Tuesday, November 01, 2005


One of my nuclear physicist readers has emailed me to offer the following technical correction to the "Suitcase nukes" story in the WSJ's Opinion Journal that I referred to below:

You are correct to note that the suitcase nukes story is bunk and that real suitcase nukes have an extremely limited shelf life - but the Opinion Journal article on why it is bunk gets the physics all wrong. A suitcase nuke has to make use of a small quantity of plutonium with isotopics that are referred to as "super-grade" well above the normal weapons grade level (super grade is around 97% Pu-239 as opposed to 93% Pu-239 for normal weapons grade) - the Pu-239 has a half-life of 24,000 years. The Opinion Journal's explanation of why the suitcase nukes have a limited shelf-life is simply ludicrous.

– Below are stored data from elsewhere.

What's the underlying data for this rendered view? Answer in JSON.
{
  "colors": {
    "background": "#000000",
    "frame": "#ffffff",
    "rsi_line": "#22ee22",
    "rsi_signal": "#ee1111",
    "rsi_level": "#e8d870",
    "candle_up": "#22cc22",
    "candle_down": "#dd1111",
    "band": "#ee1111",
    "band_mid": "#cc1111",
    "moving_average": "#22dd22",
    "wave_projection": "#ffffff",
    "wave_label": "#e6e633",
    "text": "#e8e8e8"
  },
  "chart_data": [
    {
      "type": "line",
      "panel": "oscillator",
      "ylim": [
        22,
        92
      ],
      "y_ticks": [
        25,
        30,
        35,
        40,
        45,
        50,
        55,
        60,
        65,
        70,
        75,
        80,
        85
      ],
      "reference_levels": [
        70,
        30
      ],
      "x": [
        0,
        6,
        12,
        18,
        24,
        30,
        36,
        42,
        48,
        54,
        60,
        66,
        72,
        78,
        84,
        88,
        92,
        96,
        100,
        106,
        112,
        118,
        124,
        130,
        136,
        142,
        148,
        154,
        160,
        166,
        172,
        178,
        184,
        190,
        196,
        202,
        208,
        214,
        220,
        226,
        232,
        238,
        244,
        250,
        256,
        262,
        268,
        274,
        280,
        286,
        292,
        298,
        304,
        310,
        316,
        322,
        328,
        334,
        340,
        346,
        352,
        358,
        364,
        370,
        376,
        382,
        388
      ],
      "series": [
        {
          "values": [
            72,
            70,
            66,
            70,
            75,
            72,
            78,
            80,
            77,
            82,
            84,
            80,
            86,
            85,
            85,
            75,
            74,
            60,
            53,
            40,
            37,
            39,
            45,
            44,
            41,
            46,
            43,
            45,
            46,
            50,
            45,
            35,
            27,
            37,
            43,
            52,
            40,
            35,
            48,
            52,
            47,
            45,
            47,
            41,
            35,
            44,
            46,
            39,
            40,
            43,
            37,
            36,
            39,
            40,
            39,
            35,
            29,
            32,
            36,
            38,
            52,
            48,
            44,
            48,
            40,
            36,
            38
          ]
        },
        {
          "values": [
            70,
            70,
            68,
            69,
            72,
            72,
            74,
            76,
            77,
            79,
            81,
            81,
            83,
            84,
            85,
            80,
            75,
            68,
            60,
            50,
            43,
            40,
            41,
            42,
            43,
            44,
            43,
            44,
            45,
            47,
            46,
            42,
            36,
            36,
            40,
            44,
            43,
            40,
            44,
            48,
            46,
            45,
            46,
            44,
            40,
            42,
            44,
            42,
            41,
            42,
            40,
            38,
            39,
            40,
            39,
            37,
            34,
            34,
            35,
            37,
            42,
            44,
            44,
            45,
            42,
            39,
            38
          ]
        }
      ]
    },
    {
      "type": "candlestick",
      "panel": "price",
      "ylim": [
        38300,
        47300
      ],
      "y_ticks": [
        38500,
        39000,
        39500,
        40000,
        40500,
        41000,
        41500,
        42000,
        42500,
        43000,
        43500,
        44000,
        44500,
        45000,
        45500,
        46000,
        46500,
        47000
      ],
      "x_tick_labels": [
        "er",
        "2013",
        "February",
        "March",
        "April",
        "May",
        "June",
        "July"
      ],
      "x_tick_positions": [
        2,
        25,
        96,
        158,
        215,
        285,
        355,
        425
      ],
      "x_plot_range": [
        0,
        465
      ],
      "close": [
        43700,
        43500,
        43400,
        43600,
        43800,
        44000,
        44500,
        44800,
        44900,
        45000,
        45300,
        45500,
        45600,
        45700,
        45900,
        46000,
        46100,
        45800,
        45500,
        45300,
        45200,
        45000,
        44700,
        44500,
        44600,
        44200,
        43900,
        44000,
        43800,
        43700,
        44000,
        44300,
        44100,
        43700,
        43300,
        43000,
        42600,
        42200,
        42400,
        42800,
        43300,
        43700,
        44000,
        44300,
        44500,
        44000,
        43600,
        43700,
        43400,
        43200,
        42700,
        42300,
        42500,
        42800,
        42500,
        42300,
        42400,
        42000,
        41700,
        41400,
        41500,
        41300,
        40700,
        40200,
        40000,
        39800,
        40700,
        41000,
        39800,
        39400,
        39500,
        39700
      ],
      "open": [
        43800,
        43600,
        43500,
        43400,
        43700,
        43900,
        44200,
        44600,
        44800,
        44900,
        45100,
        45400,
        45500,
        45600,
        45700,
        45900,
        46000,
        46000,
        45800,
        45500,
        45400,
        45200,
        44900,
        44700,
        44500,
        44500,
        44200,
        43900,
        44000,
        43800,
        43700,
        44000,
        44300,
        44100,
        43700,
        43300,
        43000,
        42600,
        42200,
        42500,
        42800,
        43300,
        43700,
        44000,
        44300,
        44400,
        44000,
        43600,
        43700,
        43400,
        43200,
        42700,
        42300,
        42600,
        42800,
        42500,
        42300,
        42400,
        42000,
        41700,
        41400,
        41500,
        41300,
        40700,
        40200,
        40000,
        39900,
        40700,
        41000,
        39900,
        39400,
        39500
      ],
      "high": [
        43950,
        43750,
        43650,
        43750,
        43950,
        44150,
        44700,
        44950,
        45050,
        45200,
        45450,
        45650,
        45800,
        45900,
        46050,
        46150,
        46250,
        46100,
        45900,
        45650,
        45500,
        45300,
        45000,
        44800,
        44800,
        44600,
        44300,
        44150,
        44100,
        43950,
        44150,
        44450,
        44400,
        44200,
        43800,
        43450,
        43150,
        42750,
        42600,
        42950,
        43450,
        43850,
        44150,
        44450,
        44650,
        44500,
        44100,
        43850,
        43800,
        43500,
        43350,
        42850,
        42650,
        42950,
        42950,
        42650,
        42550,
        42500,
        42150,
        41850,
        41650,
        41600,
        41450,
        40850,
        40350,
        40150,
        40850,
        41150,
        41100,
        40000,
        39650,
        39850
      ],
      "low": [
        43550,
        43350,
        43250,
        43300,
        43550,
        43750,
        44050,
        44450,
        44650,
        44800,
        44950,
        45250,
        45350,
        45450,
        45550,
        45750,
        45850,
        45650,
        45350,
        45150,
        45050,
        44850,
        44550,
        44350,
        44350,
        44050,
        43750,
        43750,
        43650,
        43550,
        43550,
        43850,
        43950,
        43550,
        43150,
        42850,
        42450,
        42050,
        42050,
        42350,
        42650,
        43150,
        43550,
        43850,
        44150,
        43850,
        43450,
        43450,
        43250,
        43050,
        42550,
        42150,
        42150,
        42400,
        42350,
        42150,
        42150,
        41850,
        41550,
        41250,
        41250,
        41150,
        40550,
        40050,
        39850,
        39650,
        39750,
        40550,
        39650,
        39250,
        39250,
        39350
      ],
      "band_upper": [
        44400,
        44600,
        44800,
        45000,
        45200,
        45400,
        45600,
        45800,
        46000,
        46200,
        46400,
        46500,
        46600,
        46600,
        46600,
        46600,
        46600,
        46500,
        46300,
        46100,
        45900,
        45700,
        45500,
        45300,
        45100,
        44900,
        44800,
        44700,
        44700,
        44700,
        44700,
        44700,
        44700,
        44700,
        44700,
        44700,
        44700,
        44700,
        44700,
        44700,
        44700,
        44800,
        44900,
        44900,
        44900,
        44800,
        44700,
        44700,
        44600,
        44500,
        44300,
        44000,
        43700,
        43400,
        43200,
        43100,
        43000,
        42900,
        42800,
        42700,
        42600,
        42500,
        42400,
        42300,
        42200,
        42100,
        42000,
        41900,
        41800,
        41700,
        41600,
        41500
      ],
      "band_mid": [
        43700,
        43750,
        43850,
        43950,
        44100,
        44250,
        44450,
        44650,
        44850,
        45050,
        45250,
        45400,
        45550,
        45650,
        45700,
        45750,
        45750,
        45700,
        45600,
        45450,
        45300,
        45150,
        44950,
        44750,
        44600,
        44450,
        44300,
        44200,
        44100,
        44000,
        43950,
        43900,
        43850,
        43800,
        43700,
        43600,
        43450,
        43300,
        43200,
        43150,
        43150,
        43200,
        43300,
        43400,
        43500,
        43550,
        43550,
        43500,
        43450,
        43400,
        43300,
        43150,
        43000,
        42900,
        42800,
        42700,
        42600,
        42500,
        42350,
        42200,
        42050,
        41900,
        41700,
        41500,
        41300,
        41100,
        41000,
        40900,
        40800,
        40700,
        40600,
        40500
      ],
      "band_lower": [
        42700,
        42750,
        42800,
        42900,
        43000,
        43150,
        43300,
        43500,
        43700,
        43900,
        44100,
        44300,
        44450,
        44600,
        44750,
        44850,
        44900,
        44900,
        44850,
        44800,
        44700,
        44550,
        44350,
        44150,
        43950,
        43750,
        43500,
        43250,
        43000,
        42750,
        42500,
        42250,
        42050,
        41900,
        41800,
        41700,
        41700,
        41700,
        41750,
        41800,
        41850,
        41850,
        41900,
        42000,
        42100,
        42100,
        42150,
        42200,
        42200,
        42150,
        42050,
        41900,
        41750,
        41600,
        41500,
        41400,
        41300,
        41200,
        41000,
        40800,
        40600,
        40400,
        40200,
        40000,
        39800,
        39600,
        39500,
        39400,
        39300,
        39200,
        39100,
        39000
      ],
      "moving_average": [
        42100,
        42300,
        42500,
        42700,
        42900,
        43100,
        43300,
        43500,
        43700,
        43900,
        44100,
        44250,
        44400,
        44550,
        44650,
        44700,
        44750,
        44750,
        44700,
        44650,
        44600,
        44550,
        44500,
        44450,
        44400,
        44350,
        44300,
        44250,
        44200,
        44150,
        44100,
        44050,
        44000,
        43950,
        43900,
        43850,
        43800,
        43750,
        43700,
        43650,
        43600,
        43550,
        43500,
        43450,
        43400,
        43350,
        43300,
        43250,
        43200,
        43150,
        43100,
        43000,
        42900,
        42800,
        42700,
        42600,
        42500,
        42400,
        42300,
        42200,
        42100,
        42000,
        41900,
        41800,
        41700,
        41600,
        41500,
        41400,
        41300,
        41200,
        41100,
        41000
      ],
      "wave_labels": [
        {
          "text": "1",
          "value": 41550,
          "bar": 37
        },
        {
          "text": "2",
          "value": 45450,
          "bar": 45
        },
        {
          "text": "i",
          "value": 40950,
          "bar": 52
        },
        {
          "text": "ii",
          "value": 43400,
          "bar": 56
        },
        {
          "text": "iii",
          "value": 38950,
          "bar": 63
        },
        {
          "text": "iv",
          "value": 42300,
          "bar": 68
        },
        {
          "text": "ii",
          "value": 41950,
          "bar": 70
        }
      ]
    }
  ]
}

The real reason is that the nukes themselves operate at extremely fine tolerances and their yield is incredibly dependent upon the absolute perfection of their internal geometries. As the higher isotopes of the Pu decay (most importantly Pu-241 going to Am-241) the heat output of the Pu part of the core changes drastically and the geometry changes slightly - this makes the weapn prone to two problems that are referred to as spalling and jetting. As the weapon itself operates right on the limit of having too little material to give an actual nuclear explosion, any material lost to spalling or jetting will prevent the weapon from going off at all. The steps necessary to remake the suitcase weapon to get back its old yield are at least as complex as building it in the first place.